Question

Let \( \vec{a} \) and \( \vec{b} \) be two co-initial vectors forming adjacent sides of a parallelogram such that:
\[ |\vec{a}| = 10, \quad |\vec{b}| = 2, \quad \vec{a} \cdot \vec{b} = 12 \] Find the area of the parallelogram.

Answer 1

The area of a parallelogram formed by vectors \( \vec{a} \) and \( \vec{b} \) is given by: \[ \text{Area} = |\vec{a} \times \vec{b}| = |\vec{a}||\vec{b}|\sin\theta \] We are given: \[ |\vec{a}| = 10, \quad |\vec{b}| = 2, \quad \vec{a} \cdot \vec{b} = 12 \] Recall that: \[ \vec{a} \cdot \vec{b} = |\vec{a}||\vec{b}|\cos\theta \Rightarrow 12 = 10 \cdot 2 \cdot \cos\theta = 20 \cos\theta \Rightarrow \cos\theta = \frac{12}{20} = \frac{3}{5} \] Now, compute \( \sin\theta \) using the identity: \[ \sin^2\theta = 1 - \cos^2\theta = 1 - \left(\frac{3}{5}\right)^2 = 1 - \frac{9}{25} = \frac{16}{25} \Rightarrow \sin\theta = \frac{4}{5} \] Now compute the area: \[ \text{Area} = 10 \cdot 2 \cdot \frac{4}{5} = 20 \cdot \frac{4}{5} = \boxed{16} \]

Final Answer:

\[ \boxed{16 \text{ square units}} \]

Answer 2

Given: \( |\vec a| = 10,\; |\vec b| = 2,\; \vec a \cdot \vec b = 12 \).

Method 1 (using angle):
\[ \vec a \cdot \vec b = |\vec a||\vec b|\cos\theta \;\Rightarrow\; \cos\theta = \frac{12}{10\cdot 2} = \frac{3}{5}. \] \[ \sin\theta = \sqrt{1-\cos^2\theta} = \sqrt{1-\frac{9}{25}} = \frac{4}{5}. \] Area of parallelogram \(= |\vec a||\vec b|\sin\theta = 10\cdot 2 \cdot \frac{4}{5} = 16. \]

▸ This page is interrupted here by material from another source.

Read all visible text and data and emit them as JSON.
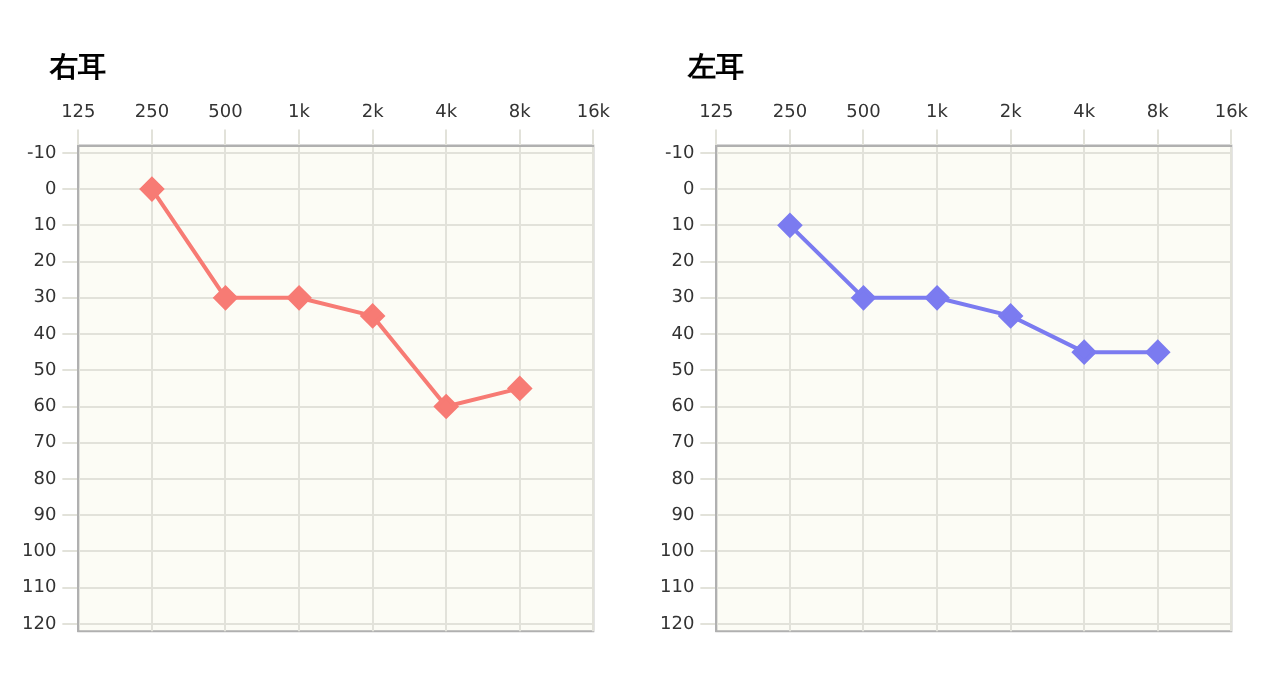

Method 2 (direct vector formula):
\[ |\vec a \times \vec b|^2 = |\vec a|^2|\vec b|^2 - (\vec a\cdot\vec b)^2 = (10^2)(2^2) - 12^2 = 400 - 144 = 256. \] \[ |\vec a \times \vec b| = \sqrt{256} = 16. \]

Area of the parallelogram: \( \boxed{16} \) (square units).